Le nouveau calendrier

L’ordre est venu de la Convention : à partir du 5 octobre 1793, « l’ère vulgaire » sera abolie et le calendrier républicain rentrera en vigueur sur tout le territoire de la Nation.
Les choses se sont passées en douceur. Déjà, depuis la prise de la Bastille, on avait pris l’habitude de compter à partir de 1789, cette année devenant l’an I de l’ère de la Liberté. La structure du calendrier restait cependant inchangée (voir notre article sur les jureurs).
Plus tard, en 1793, un groupe de travail a présenté à la Convention un projet de refonte totale du calendrier. Cette fois, tout est bouleversé : L'année est découpée en douze mois de trente jours chacun, plus cinq à six jours ajoutés en fin d'année. C’est Fabre d’Eglantine (l’auteur de la fameuse chanson « Il pleut bergère ») qui est chargé de trouver les noms de ces nouveaux mois. Il laisse libre cour à son imagination, dans un mode bucolique et évocateur très en vogue à l'époque. Les mois d’automne seront Vendémiaire, Brumaire et Frimaire ; les mois d’hiver Nivôse, Pluviôse et Ventôse ; les mois du printemps Germinal, Floréal et Prairial ; les mois d’été Messidor, Thermidor et Fructidor.
Chaque mois est découpé en trois décades de dix jours qui se nomment : Primidi, Duodi, Tridi, Quartidi, Quintidi, Sextidi, Septidi, Octidi, Nonidi et Décadi.
Les noms des saints associés à chaque jour sont supprimés et remplacés par des mots évoquant la Nature et les travaux des champs (charrue, endive, miel …). Le 22 septembre 1792 est choisi comme étant le premier jour de la nouvelle ère … C’est l’an I de la République.

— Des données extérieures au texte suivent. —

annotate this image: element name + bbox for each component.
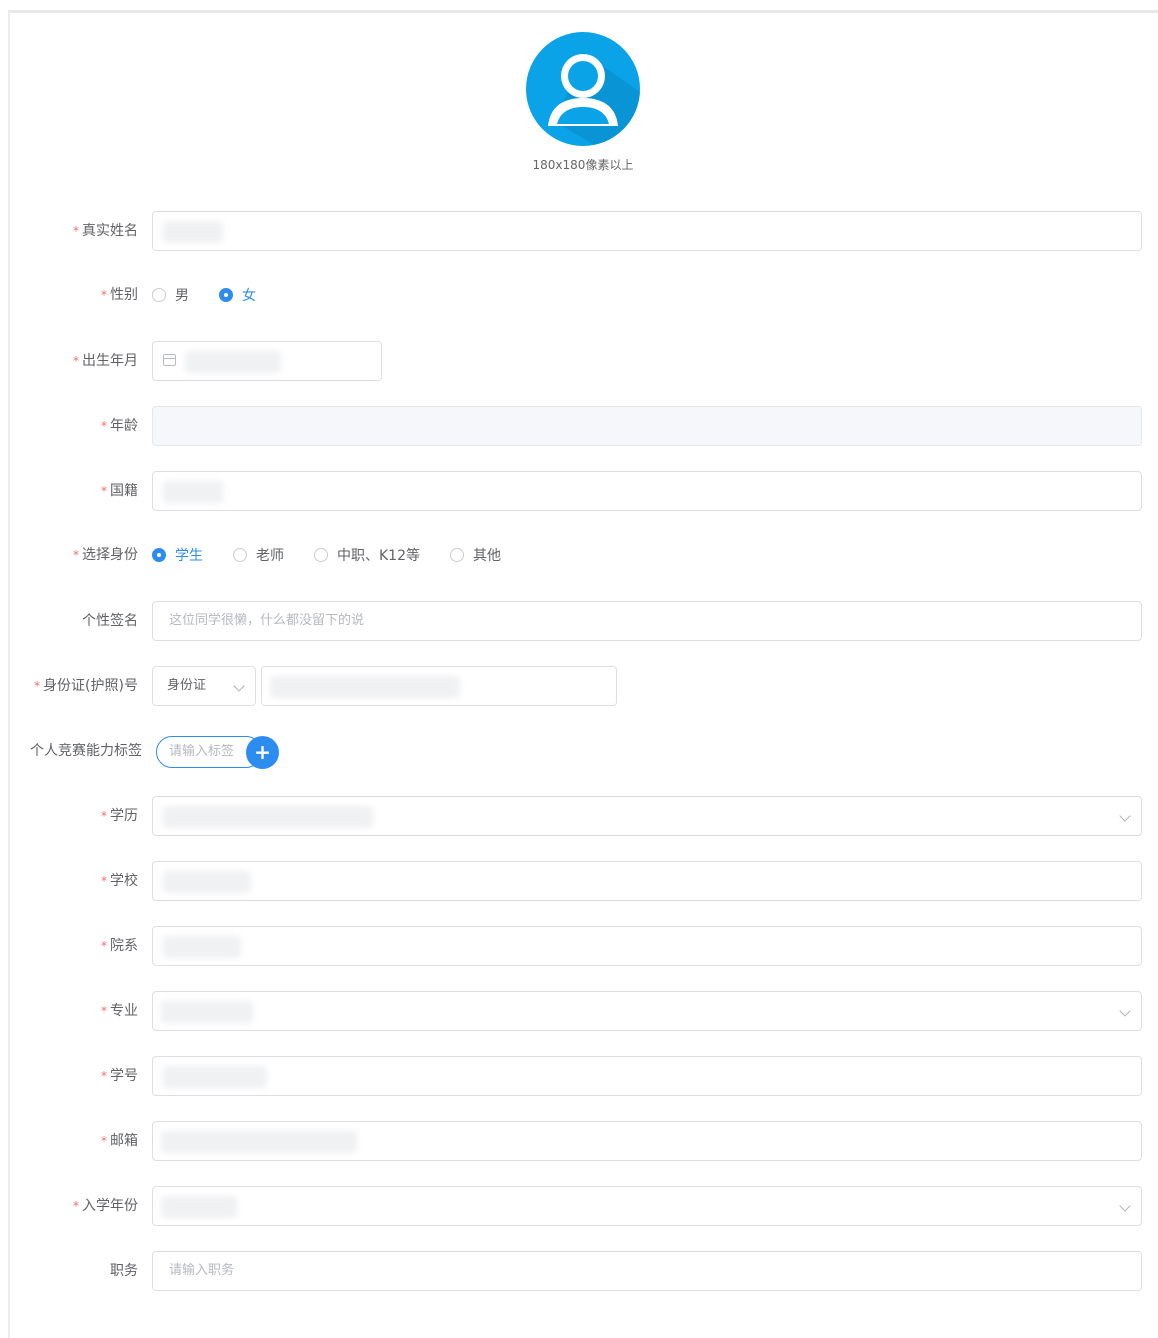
chevron-down-icon [1119, 1200, 1131, 1212]
identity-radio-other[interactable]: 其他 [450, 545, 501, 565]
enroll-year-select[interactable] [152, 1186, 1142, 1226]
signature-label: 个性签名 [82, 613, 138, 629]
email-label: * 邮箱 [101, 1133, 138, 1149]
avatar[interactable] [526, 32, 640, 146]
id-type-select[interactable]: 身份证 [152, 666, 256, 706]
identity-radio-student[interactable]: 学生 [152, 545, 203, 565]
gender-label: * 性别 [101, 287, 138, 303]
chevron-down-icon [1119, 1005, 1131, 1017]
enroll-year-label: * 入学年份 [73, 1198, 138, 1214]
skill-tags-label: 个人竞赛能力标签 [30, 743, 142, 759]
position-label: 职务 [110, 1263, 138, 1279]
signature-input[interactable]: 这位同学很懒，什么都没留下的说 [152, 601, 1142, 641]
chevron-down-icon [1119, 810, 1131, 822]
student-no-input[interactable] [152, 1056, 1142, 1096]
education-select[interactable] [152, 796, 1142, 836]
department-label: * 院系 [101, 938, 138, 954]
calendar-icon [163, 354, 176, 366]
real-name-input[interactable] [152, 211, 1142, 251]
real-name-label: * 真实姓名 [73, 223, 138, 239]
gender-radio-female[interactable]: 女 [219, 285, 256, 305]
avatar-size-tip: 180x180像素以上 [532, 158, 634, 172]
email-input[interactable] [152, 1121, 1142, 1161]
nationality-label: * 国籍 [101, 483, 138, 499]
identity-radio-group: 学生 老师 中职、K12等 其他 [152, 535, 531, 575]
nationality-input[interactable] [152, 471, 1142, 511]
student-no-label: * 学号 [101, 1068, 138, 1084]
position-input[interactable]: 请输入职务 [152, 1251, 1142, 1291]
major-select[interactable] [152, 991, 1142, 1031]
gender-radio-male[interactable]: 男 [152, 285, 189, 305]
identity-radio-k12[interactable]: 中职、K12等 [314, 545, 420, 565]
user-avatar-icon [526, 32, 640, 146]
school-label: * 学校 [101, 873, 138, 889]
birth-date-picker[interactable] [152, 341, 382, 381]
identity-radio-teacher[interactable]: 老师 [233, 545, 284, 565]
gender-radio-group: 男 女 [152, 275, 286, 315]
id-number-input[interactable] [261, 666, 617, 706]
chevron-down-icon [233, 680, 245, 692]
age-input [152, 406, 1142, 446]
major-label: * 专业 [101, 1003, 138, 1019]
identity-label: * 选择身份 [73, 547, 138, 563]
birth-label: * 出生年月 [73, 353, 138, 369]
add-tag-button[interactable]: + [246, 736, 279, 769]
id-number-label: * 身份证(护照)号 [34, 678, 138, 694]
age-label: * 年龄 [101, 418, 138, 434]
department-input[interactable] [152, 926, 1142, 966]
education-label: * 学历 [101, 808, 138, 824]
school-input[interactable] [152, 861, 1142, 901]
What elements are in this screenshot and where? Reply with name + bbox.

Pour les Miraliers, le bouleversement est de taille car les implications sont multiples. La vie à Saint-Illide est, depuis la nuit des temps, rythmée par le vieux calendrier grégorien. La République en s’en démarquant entend bien rompre avec la religion et s’affirmer comme un état laïc. Il va donc falloir aux citoyens s’affranchir des fêtes qui ponctuaient l’année comme autant de rituels et, plus grave peut-être, du repos dominical, le seul jour de repos légal étant désormais le Décadi. Un jour sur dix et non plus un sur sept !

Dans un premier temps, les Miraliers se montrent dociles et on remarque que les activités du village battent leur plein les jours des « ci-devant* fêtes et dimanches ». Le maire a même fait travailler le 9 juillet (21 messidor), le jour du saint patron !
Un observateur le note « on ne marque plus de fanatisme dans cette commune ».

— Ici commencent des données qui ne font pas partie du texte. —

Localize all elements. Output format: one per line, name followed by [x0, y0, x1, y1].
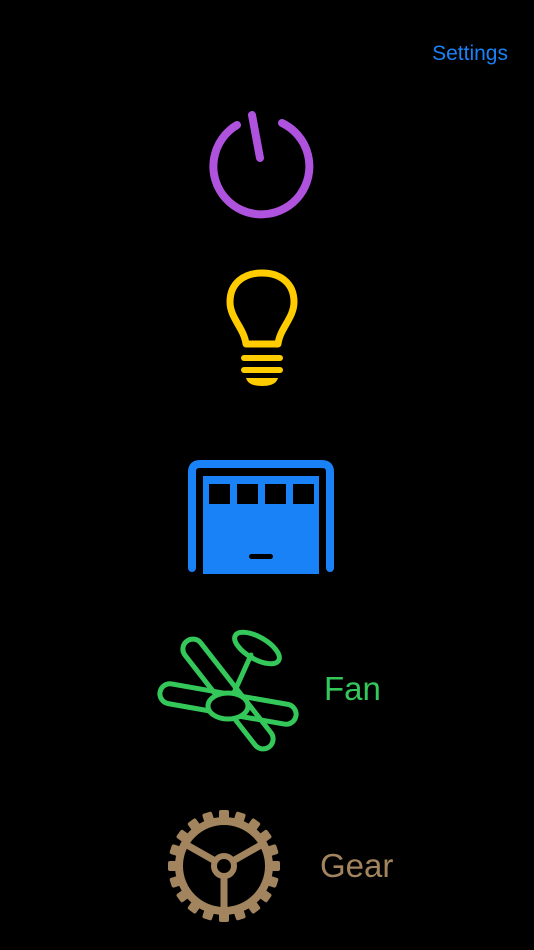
settings-button[interactable]: Settings: [432, 42, 508, 66]
device-fan[interactable]: Fan: [0, 622, 534, 767]
gear-label: Gear: [320, 847, 394, 884]
device-garage-door[interactable]: [0, 458, 534, 574]
garage-door-icon: [188, 460, 334, 574]
gear-icon: [168, 810, 280, 922]
power-icon: [209, 111, 314, 219]
device-gear[interactable]: Gear: [0, 805, 534, 927]
device-power[interactable]: [0, 105, 534, 220]
light-bulb-icon: [226, 269, 298, 386]
device-light[interactable]: [0, 266, 534, 392]
fan-label: Fan: [324, 670, 381, 707]
ceiling-fan-icon: [157, 629, 299, 752]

Saint-Illide semble alors en phase avec les villages environnants et Dominique Mirande, agent national du district de Mauriac, peut rapporter : "Les temples de la Raisons sont très fréquentés, le peuple ne se rappelle presque plus qu'il a eu des prêtres, des processions et des messes."

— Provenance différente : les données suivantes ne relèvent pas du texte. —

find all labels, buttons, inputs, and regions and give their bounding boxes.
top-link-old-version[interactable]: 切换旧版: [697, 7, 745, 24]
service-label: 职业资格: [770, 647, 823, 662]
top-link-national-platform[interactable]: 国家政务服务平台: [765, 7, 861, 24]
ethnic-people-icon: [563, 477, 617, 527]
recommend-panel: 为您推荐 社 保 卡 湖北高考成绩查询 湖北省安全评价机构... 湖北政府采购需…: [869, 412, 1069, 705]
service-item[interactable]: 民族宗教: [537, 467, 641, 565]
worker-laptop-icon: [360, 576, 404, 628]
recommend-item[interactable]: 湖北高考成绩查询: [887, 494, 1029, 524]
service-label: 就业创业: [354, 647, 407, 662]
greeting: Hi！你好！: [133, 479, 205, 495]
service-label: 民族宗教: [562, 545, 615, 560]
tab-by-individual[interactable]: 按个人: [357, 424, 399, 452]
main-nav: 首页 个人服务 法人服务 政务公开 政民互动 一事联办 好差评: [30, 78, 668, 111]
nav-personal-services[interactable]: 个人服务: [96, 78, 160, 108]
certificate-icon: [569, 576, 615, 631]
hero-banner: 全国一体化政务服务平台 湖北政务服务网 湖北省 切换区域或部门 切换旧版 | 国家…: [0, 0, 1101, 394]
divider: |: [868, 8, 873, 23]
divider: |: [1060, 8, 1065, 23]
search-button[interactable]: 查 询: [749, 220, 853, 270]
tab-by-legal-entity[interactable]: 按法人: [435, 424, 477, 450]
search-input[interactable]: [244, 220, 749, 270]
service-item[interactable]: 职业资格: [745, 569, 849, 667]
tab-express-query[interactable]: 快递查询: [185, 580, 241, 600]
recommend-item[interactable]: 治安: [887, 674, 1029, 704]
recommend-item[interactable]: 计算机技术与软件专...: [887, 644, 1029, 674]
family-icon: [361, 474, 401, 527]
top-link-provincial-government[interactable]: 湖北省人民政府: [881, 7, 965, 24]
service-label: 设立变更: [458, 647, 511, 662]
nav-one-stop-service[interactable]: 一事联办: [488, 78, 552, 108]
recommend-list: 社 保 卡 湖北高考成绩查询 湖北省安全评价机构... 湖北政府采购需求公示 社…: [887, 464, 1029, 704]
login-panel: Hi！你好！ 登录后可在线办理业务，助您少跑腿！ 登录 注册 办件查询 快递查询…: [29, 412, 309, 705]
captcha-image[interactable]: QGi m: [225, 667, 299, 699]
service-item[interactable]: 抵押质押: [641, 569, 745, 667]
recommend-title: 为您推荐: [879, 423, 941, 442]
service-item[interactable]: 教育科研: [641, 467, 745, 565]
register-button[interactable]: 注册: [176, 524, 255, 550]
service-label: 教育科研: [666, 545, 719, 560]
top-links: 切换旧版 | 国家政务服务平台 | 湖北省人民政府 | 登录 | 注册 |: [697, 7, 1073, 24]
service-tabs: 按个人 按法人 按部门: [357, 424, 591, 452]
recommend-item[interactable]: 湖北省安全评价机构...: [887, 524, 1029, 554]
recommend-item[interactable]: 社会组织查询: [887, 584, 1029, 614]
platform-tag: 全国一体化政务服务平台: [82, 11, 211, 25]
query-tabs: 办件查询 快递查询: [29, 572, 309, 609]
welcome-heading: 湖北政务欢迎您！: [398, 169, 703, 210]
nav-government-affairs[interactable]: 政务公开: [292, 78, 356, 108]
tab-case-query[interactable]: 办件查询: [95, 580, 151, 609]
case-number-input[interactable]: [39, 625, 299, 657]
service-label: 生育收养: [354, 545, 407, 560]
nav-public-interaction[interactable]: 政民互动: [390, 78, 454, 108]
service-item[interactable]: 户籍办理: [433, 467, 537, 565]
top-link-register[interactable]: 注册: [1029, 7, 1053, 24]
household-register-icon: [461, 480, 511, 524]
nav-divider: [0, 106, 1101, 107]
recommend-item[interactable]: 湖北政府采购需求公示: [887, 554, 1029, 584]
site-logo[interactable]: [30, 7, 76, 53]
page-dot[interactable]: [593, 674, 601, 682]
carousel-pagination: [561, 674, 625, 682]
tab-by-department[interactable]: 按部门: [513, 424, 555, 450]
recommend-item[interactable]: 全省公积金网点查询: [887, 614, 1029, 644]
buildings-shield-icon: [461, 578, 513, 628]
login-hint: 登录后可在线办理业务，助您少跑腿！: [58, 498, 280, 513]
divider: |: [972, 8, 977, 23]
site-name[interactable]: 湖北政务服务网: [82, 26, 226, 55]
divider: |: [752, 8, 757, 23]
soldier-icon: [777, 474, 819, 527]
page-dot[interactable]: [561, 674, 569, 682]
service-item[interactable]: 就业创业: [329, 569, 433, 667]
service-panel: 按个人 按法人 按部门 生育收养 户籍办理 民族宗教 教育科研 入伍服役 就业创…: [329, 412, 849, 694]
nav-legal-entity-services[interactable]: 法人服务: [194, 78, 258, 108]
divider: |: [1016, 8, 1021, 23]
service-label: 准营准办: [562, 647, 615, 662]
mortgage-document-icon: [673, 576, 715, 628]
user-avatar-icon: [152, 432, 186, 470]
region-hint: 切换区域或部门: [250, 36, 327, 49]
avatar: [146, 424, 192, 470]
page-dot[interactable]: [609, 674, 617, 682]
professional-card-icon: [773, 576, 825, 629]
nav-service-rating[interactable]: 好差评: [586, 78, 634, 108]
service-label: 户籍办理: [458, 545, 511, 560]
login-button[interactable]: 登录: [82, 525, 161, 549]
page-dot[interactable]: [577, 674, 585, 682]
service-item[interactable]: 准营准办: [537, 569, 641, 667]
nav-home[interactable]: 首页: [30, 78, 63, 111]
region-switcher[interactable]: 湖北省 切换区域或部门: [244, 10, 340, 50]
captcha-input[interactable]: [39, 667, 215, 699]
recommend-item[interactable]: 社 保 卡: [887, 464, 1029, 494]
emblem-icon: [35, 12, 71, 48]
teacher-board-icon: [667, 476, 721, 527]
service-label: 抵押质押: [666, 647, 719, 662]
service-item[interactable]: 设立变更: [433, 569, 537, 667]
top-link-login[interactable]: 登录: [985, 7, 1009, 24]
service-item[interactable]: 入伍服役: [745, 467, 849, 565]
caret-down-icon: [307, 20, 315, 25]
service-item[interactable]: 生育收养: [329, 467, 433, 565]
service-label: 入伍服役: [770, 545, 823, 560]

Les choses se gâtent pourtant à partir du 10 Messidor an II (28 juin 1794), ce jour-là, un membre du Conseil municipal remarque que, les jours des ci-devant dimanches et fêtes, beaucoup de citoyens et de citoyennes s’assemblent dans le cimetière, que d’autres n’observent pas la décade et qu’on ne les voit jamais aux instructions de philosophie et de Raison qu’on leur propose, ni même à la lecture des décrets de la Convention.
Alarmé par la situation, le Conseil municipal promulgue l’arrêté suivant :
· Article 1er : Tous les citoyens et citoyennes qui ne travailleront pas les jours de ci-devant dimanches et fêtes seront déclarés suspects à moins qu’ils n’ayent des excuses légitimes. La commune invite le comité de surveillance à donner l’exemple comme aussi de donner une liste de ceux qui ne travailleront pas.
· Article 2e : Seront déclarés suspects ceux qui ne se rendront pas au Temple de la Raison ou à la maison commune et laisseront passer plusieurs décades sans entendre la lecture des décrets.
· Article 3e : Il est défendu à tout citoyen et citoyenne de s’assembler sur le cimetière les ci-devant fêtes et dimanches ainsi que dans tout autre lieu.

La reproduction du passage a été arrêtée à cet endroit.